私はジャニオタになる前、二次オタだった。けれど近頃は多くの作品がミュージカルとして若手の俳優さんが演じて下さる機会が多い。
私の一番好きな作品のミュージカルはシリーズ化して今も演じられている。けれど、キャラクターは同じでも演じる人は代替わりすることも多々あるのだ。
私が一番好きなキャラクターは第一段で最初に主役を務めた。本来は主人公の先輩、くらいの立ち位置の彼だが大人の女性からの人気が大きい。
初演は評判が良かったのか、再演が行われた。しかし主演が交代する。

その、再演の主演こそが彼だった。

ミュージカルどころか、デビューが主演で座長だった。

若手俳優で結成された人気グループの弟分に所属して、後に二つのグループは一つになる。ジャニオタになった今、それはおかしいのではないかとやっと気付いたがもう遅い。

その後有名な「ミュージカル テニスの王子様」にも出演。原作の展開が1巡して最終回まで行ったので、突入した2巡目。その中で私の一番好きな学校の生徒を演じていた。
1巡目の時はそのキャラクターは目立たないからか、存在は無く影で誤魔化されていた。だから彼が演じてくれることが本当に嬉しかった。 
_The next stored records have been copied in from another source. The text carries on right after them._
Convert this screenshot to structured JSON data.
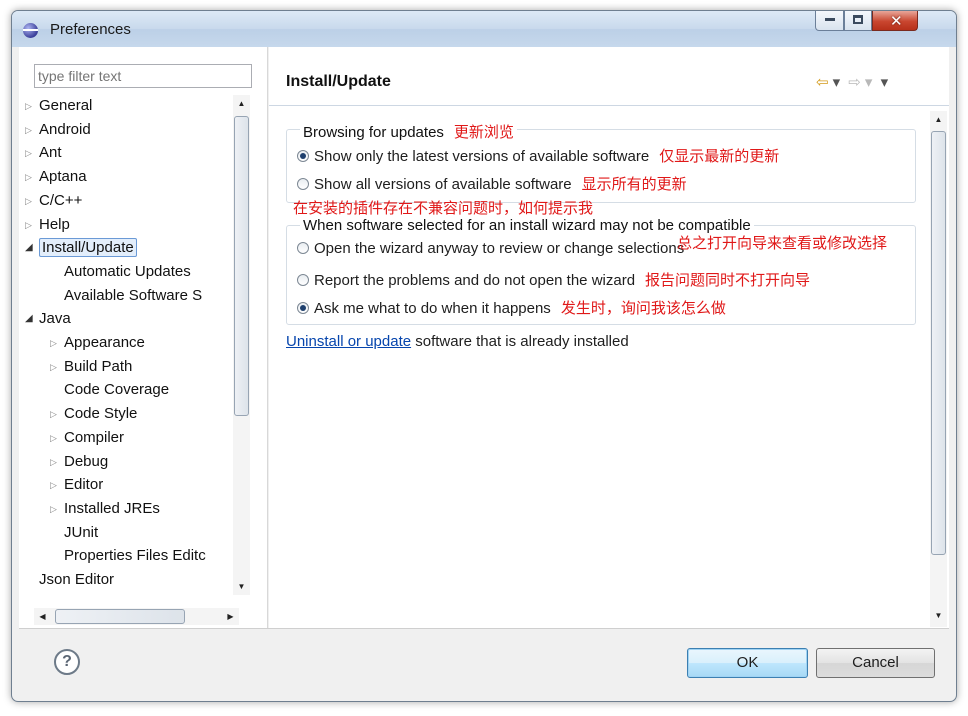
{
  "window": {
    "title": "Preferences"
  },
  "filter": {
    "placeholder": "type filter text"
  },
  "tree": [
    {
      "label": "General",
      "level": 0,
      "toggle": "closed"
    },
    {
      "label": "Android",
      "level": 0,
      "toggle": "closed"
    },
    {
      "label": "Ant",
      "level": 0,
      "toggle": "closed"
    },
    {
      "label": "Aptana",
      "level": 0,
      "toggle": "closed"
    },
    {
      "label": "C/C++",
      "level": 0,
      "toggle": "closed"
    },
    {
      "label": "Help",
      "level": 0,
      "toggle": "closed"
    },
    {
      "label": "Install/Update",
      "level": 0,
      "toggle": "open",
      "selected": true
    },
    {
      "label": "Automatic Updates",
      "level": 1,
      "toggle": "none"
    },
    {
      "label": "Available Software S",
      "level": 1,
      "toggle": "none"
    },
    {
      "label": "Java",
      "level": 0,
      "toggle": "open"
    },
    {
      "label": "Appearance",
      "level": 1,
      "toggle": "closed"
    },
    {
      "label": "Build Path",
      "level": 1,
      "toggle": "closed"
    },
    {
      "label": "Code Coverage",
      "level": 1,
      "toggle": "none"
    },
    {
      "label": "Code Style",
      "level": 1,
      "toggle": "closed"
    },
    {
      "label": "Compiler",
      "level": 1,
      "toggle": "closed"
    },
    {
      "label": "Debug",
      "level": 1,
      "toggle": "closed"
    },
    {
      "label": "Editor",
      "level": 1,
      "toggle": "closed"
    },
    {
      "label": "Installed JREs",
      "level": 1,
      "toggle": "closed"
    },
    {
      "label": "JUnit",
      "level": 1,
      "toggle": "none"
    },
    {
      "label": "Properties Files Editc",
      "level": 1,
      "toggle": "none"
    },
    {
      "label": "Json Editor",
      "level": 0,
      "toggle": "none"
    }
  ],
  "page": {
    "title": "Install/Update",
    "nav_back_glyph": "⇦",
    "nav_forward_glyph": "⇨",
    "dropdown_glyph": "▾",
    "browsing": {
      "label": "Browsing for updates",
      "annotation": "更新浏览",
      "options": [
        {
          "label": "Show only the latest versions of available software",
          "annotation": "仅显示最新的更新",
          "checked": true
        },
        {
          "label": "Show all versions of available software",
          "annotation": "显示所有的更新",
          "checked": false
        }
      ]
    },
    "compat_annotation": "在安装的插件存在不兼容问题时，如何提示我",
    "compat": {
      "label": "When software selected for an install wizard may not be compatible",
      "options": [
        {
          "label": "Open the wizard anyway to review or change selections",
          "annotation": "总之打开向导来查看或修改选择",
          "checked": false
        },
        {
          "label": "Report the problems and do not open the wizard",
          "annotation": "报告问题同时不打开向导",
          "checked": false
        },
        {
          "label": "Ask me what to do when it happens",
          "annotation": "发生时，询问我该怎么做",
          "checked": true
        }
      ]
    },
    "uninstall_link": "Uninstall or update",
    "uninstall_rest": " software that is already installed"
  },
  "buttons": {
    "help": "?",
    "ok": "OK",
    "cancel": "Cancel"
  },
  "colors": {
    "annotation": "#e01818",
    "link": "#0645ad",
    "selection": "#e3eefb"
  }
}
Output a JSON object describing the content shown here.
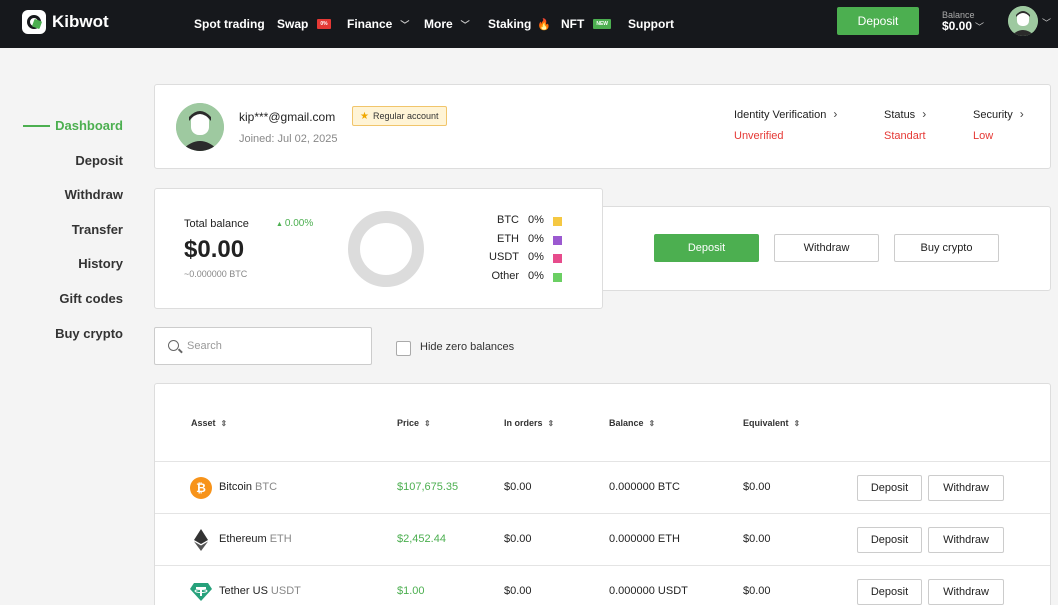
{
  "brand": {
    "name": "Kibwot"
  },
  "nav": {
    "spot": "Spot trading",
    "swap": "Swap",
    "swap_badge": "0%",
    "finance": "Finance",
    "more": "More",
    "staking": "Staking",
    "nft": "NFT",
    "nft_badge": "NEW",
    "support": "Support"
  },
  "header": {
    "deposit_label": "Deposit",
    "balance_label": "Balance",
    "balance_value": "$0.00"
  },
  "sidebar": {
    "items": [
      "Dashboard",
      "Deposit",
      "Withdraw",
      "Transfer",
      "History",
      "Gift codes",
      "Buy crypto"
    ]
  },
  "profile": {
    "email": "kip***@gmail.com",
    "joined": "Joined: Jul 02, 2025",
    "account_type": "Regular account",
    "identity_label": "Identity Verification",
    "identity_value": "Unverified",
    "status_label": "Status",
    "status_value": "Standart",
    "security_label": "Security",
    "security_value": "Low"
  },
  "balance": {
    "label": "Total balance",
    "change": "0.00%",
    "value": "$0.00",
    "btc_equiv": "~0.000000 BTC",
    "legend": [
      {
        "name": "BTC",
        "pct": "0%",
        "color": "#f5c842"
      },
      {
        "name": "ETH",
        "pct": "0%",
        "color": "#9b59d0"
      },
      {
        "name": "USDT",
        "pct": "0%",
        "color": "#e74c8c"
      },
      {
        "name": "Other",
        "pct": "0%",
        "color": "#6bcf63"
      }
    ],
    "deposit": "Deposit",
    "withdraw": "Withdraw",
    "buy": "Buy crypto"
  },
  "filters": {
    "search_placeholder": "Search",
    "hide_zero": "Hide zero balances"
  },
  "table": {
    "headers": [
      "Asset",
      "Price",
      "In orders",
      "Balance",
      "Equivalent"
    ],
    "deposit_label": "Deposit",
    "withdraw_label": "Withdraw",
    "rows": [
      {
        "name": "Bitcoin",
        "symbol": "BTC",
        "price": "$107,675.35",
        "in_orders": "$0.00",
        "balance": "0.000000 BTC",
        "equivalent": "$0.00"
      },
      {
        "name": "Ethereum",
        "symbol": "ETH",
        "price": "$2,452.44",
        "in_orders": "$0.00",
        "balance": "0.000000 ETH",
        "equivalent": "$0.00"
      },
      {
        "name": "Tether US",
        "symbol": "USDT",
        "price": "$1.00",
        "in_orders": "$0.00",
        "balance": "0.000000 USDT",
        "equivalent": "$0.00"
      }
    ]
  },
  "colors": {
    "accent": "#4caf50",
    "danger": "#e53935",
    "nav_bg": "#16181c"
  }
}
この頃には彼が大好きだった。好きな若手俳優を聞かれたら彼を答えていた。初めてネット通販で買ったのは、彼が初舞台で初主演だった作品で。実家を出るときも洋服の中に大切に入れて持ってきた。結局数回しか見なかったけれど、おまもりみたいなものだった。

その後彼は映画や深夜ドラマの主演も勤めていて、機会があれば彼の姿を見つめていた。
たまにWikipediaで彼の項目を見ていた。いつかは同じミュージカルに出演していた斎藤工さんのように、人気俳優になってしまうのだろうとさみしくも楽しみにしていた。

最後にみかけたのはNHKの番組だったか。なんであのときもっとちゃんと追おうとしなかったんだろう。どう思っても悔やみきれない。

私は彼のファンとは言えない。でも、彼を好きだった。彼の演じる姿は空気を作り出すというよりその世界観にとけ込む、といった感じがした。優しい雰囲気の彼が好きだった。

もし、もし気軽にイベントに行ける距離だったら。そう悔やんだことは数え切れない。私は結局生身の彼を知らぬまま、彼は引退するのだ。

引退理由は、とあるきっかけから夢を追いたい、悔いを残したくないということが書いてあった。改めて彼の文章をみて、同じグループの他の人とは違いきっちりとした文章が書けるところが好きだったことを思い出してまた辛くなる。

せめて、この恋心の死骸を肥料にして大輪の花を咲かせてくれなきゃ許せない。